E' morto Luigi Necco, volto storico di 90esimo minuto. Ha raccontato gli scudetti del Napoli di Maradona. Gambizzato nel 1980 dagli uomini di Cutolo.

Luigi NeccoE' morto a Napoli il giornalista Luigi Necco, storico volto della Rai, popolare protagonista della trasmissione di calcio “90esimo Minuto”. Era ricoverato nell’ospedale Cardarelli per problemi respiratori, dove è stata allestita una camera ardente. Funerali domani(14 marzo) nella chiesa di S.Giovanni dei Fiorentini, a piazza degli Artisti a Napoli.

Nato a Napoli l’8 maggio 1934, Luigi Necco aveva cominciato a scrivere sul “Corriere di Napoli” quando era ancora studente di istituzioni dell’Europa orientale all’Istituto universitario Orientale. Poi era entrato in Rai, prima per leggere il giornale radio poi passando alla televisione. Nell’ottobre del 1980, Antonio Sibilia, presidente dell’Avellino, si reca accompagnato dall'allora calciatore brasiliano Juary a una delle tante udienze del processo che vede imputato Raffaele Cutolo, capo incontrastato della Nuova Camorra Organizzata.
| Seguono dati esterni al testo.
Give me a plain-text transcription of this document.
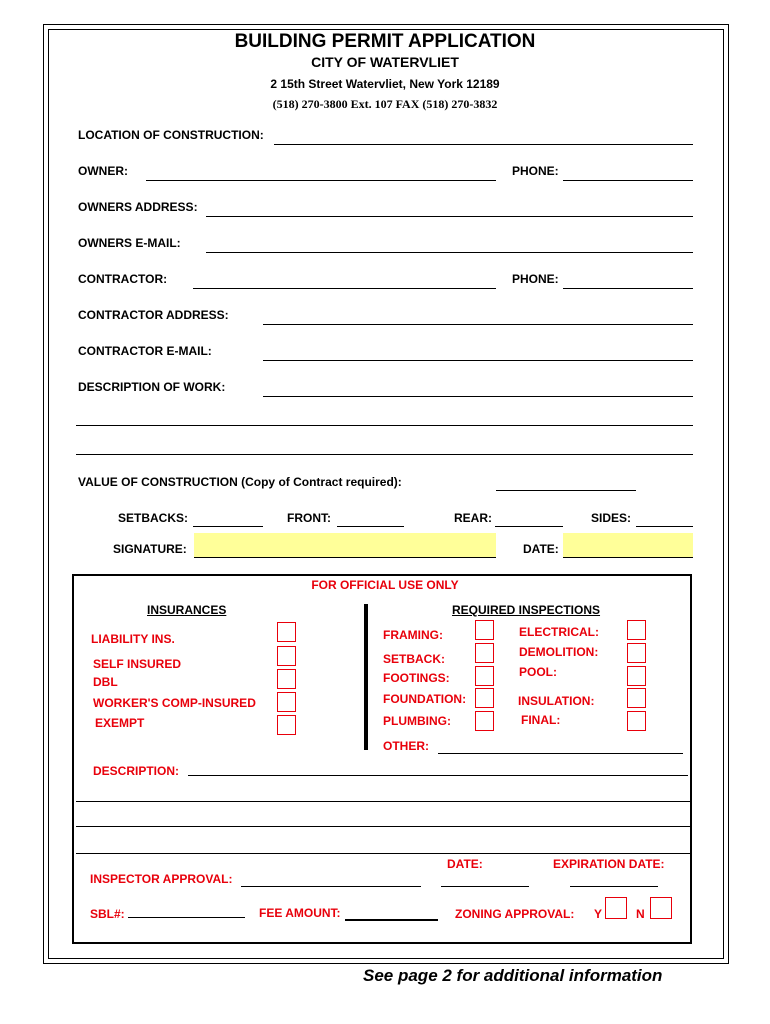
BUILDING PERMIT APPLICATION
CITY OF WATERVLIET
2 15th Street Watervliet, New York 12189
(518) 270-3800 Ext. 107 FAX (518) 270-3832
LOCATION OF CONSTRUCTION:
OWNER:	PHONE:
OWNERS ADDRESS:
OWNERS E-MAIL:
CONTRACTOR:	PHONE:
CONTRACTOR ADDRESS:
CONTRACTOR E-MAIL:
DESCRIPTION OF WORK:
VALUE OF CONSTRUCTION (Copy of Contract required):
SETBACKS:	FRONT:	REAR:	SIDES:
SIGNATURE:	DATE:
FOR OFFICIAL USE ONLY
INSURANCES	REQUIRED INSPECTIONS
LIABILITY INS.
SELF INSURED
DBL
WORKER'S COMP-INSURED
EXEMPT
FRAMING:
SETBACK:
FOOTINGS:
FOUNDATION:
PLUMBING:
OTHER:
ELECTRICAL:
DEMOLITION:
POOL:
INSULATION:
FINAL:
DESCRIPTION:
DATE:	EXPIRATION DATE:
INSPECTOR APPROVAL:
SBL#:	FEE AMOUNT:	ZONING APPROVAL: Y	N
See page 2 for additional information
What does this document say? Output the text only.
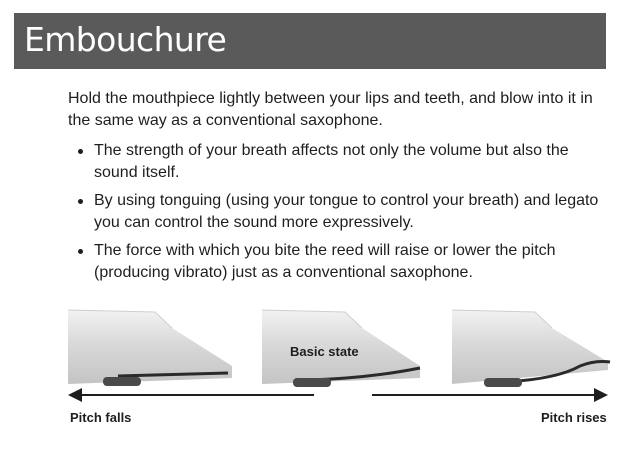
Embouchure

Hold the mouthpiece lightly between your lips and teeth, and blow into it in the same way as a conventional saxophone.

The strength of your breath affects not only the volume but also the sound itself.
By using tonguing (using your tongue to control your breath) and legato you can control the sound more expressively.
The force with which you bite the reed will raise or lower the pitch (producing vibrato) just as a conventional saxophone.
Basic state
Pitch falls	Pitch rises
Durante una pausa saluta il boss con tre baci sulla guancia e gli consegna, tramite Juary, una medaglia d'oro con dedica. L’intera vicenda suscita l’interesse di Luigi Necco, che ne parlerà a “90esimo minuto”. Il 29 novembre 1981 il giornalista viene gambizzato in un ristorante di Avellino per mano di tre uomini inviati da Vincenzo Casillo, detto “’O Nirone”, luogotenente di Cutolo fuori dal carcere.

Dal 1978 al 1993 è stato telecronista sportivo, contraddistinguendosi anche per i collegamenti nella trasmissione di Paolo Valenti dallo stadio San Paolo a fine partita, attorniato da tifosi. E’ stato il cronista sportivo che ha raccontato il Napoli di Maradona. Nel corso delle sue telecronache dallo stadio di Napoli ha coniato la celebre espressione “Milano chiama, Napoli risponde”. Luigi Necco è stato anche scrittore e appassionato di archeologia. Aveva condotto la trasmissione “L’Occhio del faraone” nel settore dell’archeologia. Per un breve periodo di tempo nel 1997, subito dopo Antonio Lubrano, ha anche condotto il programma “Mi manda raitre”. Il sindaco di Napoli Luigi De Magistris ha dichiarato: “Muore un maestro del giornalismo napoletano, puntuale e pungente, capace di approfondimenti originali, sempre un pungolo per tutti”.